加上守护线程之后,1秒之后,就会都停止掉


进程类的方式,创建进程,join方法和setDaemon 正常可以用

# 进程类
class SleepThread(Thread):
    def __init__(self, sleep_time):
        self.sleep_time = sleep_time
        super().__init__()

    def run(self):
        print("sleep {} seconds start!".format(self.sleep_time))
        time.sleep(self.sleep_time)
        print("sleep {} seconds end!".format(self.sleep_time))

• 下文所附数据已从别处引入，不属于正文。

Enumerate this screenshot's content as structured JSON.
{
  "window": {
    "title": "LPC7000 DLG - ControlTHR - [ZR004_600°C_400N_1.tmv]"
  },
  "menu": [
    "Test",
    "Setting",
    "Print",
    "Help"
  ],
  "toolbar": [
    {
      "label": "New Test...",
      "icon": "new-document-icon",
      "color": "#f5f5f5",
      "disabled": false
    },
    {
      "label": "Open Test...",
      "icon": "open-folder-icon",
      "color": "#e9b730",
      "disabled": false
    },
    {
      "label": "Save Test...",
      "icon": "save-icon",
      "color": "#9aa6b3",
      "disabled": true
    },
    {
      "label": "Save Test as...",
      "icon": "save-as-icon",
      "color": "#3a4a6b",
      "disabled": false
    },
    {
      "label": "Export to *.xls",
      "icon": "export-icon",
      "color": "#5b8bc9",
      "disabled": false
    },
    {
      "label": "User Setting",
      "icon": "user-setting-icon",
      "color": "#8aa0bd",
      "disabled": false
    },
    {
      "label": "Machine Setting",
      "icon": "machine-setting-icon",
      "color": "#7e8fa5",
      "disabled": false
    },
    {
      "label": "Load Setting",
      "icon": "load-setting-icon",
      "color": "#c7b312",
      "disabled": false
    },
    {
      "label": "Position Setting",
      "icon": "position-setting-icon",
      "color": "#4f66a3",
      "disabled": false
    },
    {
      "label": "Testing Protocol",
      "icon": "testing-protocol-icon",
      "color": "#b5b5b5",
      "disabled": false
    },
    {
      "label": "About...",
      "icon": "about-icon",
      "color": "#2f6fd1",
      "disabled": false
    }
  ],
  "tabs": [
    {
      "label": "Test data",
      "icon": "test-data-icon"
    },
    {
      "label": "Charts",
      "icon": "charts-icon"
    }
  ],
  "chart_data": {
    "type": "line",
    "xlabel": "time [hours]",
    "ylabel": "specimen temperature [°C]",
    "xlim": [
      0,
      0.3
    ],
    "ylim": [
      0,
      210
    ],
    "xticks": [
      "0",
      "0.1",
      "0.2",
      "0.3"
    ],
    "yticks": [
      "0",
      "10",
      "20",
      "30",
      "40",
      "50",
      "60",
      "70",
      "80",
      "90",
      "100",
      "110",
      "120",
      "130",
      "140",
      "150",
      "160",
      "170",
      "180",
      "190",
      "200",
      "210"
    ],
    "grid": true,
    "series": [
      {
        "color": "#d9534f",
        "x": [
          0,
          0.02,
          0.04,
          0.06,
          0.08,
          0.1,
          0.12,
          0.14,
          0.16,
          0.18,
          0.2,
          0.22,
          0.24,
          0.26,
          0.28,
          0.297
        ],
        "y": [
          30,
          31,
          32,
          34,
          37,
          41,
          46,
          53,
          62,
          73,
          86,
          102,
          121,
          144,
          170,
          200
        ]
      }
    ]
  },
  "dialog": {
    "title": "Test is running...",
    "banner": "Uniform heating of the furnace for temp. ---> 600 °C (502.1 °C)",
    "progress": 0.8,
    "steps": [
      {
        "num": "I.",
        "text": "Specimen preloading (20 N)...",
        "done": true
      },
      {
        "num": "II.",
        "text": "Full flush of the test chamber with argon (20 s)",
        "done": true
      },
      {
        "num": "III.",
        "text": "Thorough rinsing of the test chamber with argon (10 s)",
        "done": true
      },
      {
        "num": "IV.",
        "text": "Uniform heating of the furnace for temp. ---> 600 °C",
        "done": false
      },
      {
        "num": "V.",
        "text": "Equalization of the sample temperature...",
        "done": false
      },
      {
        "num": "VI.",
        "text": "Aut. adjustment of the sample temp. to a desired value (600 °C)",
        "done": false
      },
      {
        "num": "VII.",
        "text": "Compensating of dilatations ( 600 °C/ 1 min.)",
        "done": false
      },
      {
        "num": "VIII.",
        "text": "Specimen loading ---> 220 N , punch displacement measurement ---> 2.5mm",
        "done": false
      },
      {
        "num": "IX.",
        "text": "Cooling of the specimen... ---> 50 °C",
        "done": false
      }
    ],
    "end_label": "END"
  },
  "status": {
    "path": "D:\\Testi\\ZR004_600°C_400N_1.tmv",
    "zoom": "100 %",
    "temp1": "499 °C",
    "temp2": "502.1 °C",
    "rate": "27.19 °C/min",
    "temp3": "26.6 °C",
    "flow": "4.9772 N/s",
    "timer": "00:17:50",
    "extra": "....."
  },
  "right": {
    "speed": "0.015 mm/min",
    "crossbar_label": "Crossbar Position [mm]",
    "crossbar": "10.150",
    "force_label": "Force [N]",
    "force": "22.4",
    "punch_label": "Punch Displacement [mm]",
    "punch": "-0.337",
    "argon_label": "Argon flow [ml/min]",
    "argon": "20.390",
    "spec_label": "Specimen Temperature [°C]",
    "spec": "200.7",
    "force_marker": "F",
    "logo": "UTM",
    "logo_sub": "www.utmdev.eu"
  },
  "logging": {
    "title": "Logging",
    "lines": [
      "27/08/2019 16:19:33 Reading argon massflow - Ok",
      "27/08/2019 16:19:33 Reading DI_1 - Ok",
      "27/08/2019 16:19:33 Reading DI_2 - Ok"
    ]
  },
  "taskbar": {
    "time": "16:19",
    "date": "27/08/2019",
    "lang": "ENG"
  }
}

if __name__ == "__main__":
    t1 = SleepThread(2)
    t2 = SleepThread(3)
    t1.start()
    t2.start()

什么是GIL

  • GIL的全称是 Global Interpreter Lock(全局解释器锁),来源是 python 设计之初的考虑,为了数据安全所做的决定。每个CPU在同一时间只能执行一个线程(在单核CUP下的多线程其实都只是并发,不是并行)
  • 某个线程想要执行,必须先拿到GIL,我们可以把GIL看作是“通行证”,并且在一个 python 进程中,GIL只有一个。拿不到通行证的线程,就不允许进入 cpu执行,GIL会释放的。
  1. 时间片释放 - 指定时间释放
  2. 遇到io释放


8-4 线程锁

# 一把锁,上完锁之后,只有释放了,下一个线程才难继续运行,不然拿不到
 

# +--------------------------
# | User: zq                -
# | Version: python3.7      -
# | Time: 2020-03-12 13:51                
# +--------------------------

from threading import Thread
# 线程同步
from threading import Lock

total = 0
total_lock = Lock()  # 线程锁


# 一把锁,上完锁之后,只有释放了,下一个线程才难继续运行,不然拿不到


def add():
    total_lock.acquire()  # 拿到线程锁
    global total
    for i in range(1000000):
        total += 1
    total_lock.release()  # 释放线程锁


def desc():
    total_lock.acquire()  # 拿到线程锁
    global total
    for i in range(1000000):
        total -= 1
    total_lock.release()  # 释放线程锁


if __name__ == '__main__':
    add_thread = Thread(target=add)
    desc_thread = Thread(target=desc)

    add_thread.start()
    desc_thread.start()

    add_thread.join()
    desc_thread.join()

    print(total)

8-6 使用多线程重构 csdn -不是很好,下面是用线程消息队列改进

利用线程可以使用全局变量的原理,实现多线程操作,代码如下:

# +--------------------------
# | User: zq                -
# | Version: python3.7      -
# | Time: 2020-03-12 14:07                
# +--------------------------
from threading import Thread
import re
import ast  # str转为list
import requests
from scrapy import Selector
from datetime import datetime  # 把字符串转为时间类型
from urllib import parse
import time

from csdn_spider.models import *

topic_list_urls = []
topic_list = []
author_list = []
# 需要抓取的 csdn 域名
domain = 'https://bbs.csdn.net/'


# 获取js,然后通过正则提取出list数据
def get_nodes_json():
    left_menu_text = requests.get("https://bbs.csdn.net/dynamic_js/left_menu.js?csdn").text
    nodes_str_match = re.search("forumNodes: (.*])", left_menu_text)
    if nodes_str_match:
        nodes_str = nodes_str_match.group(1).replace('null', 'None')  # 把js里面的None改成null
        nodes_list = ast.literal_eval(nodes_str)  # 把str转为list
        return nodes_list
    return []


# url的list
url_list = []


# 处理url,把url都提取到 url_list中
def process_nodes_list(nodes_list):
    # 将 json的格式提取出 url到list中
    for item in nodes_list:
        if "url" in item:
            if item['url']:
                url_list.append(item['url'])
            if 'children' in item:
                process_nodes_list(item['children'])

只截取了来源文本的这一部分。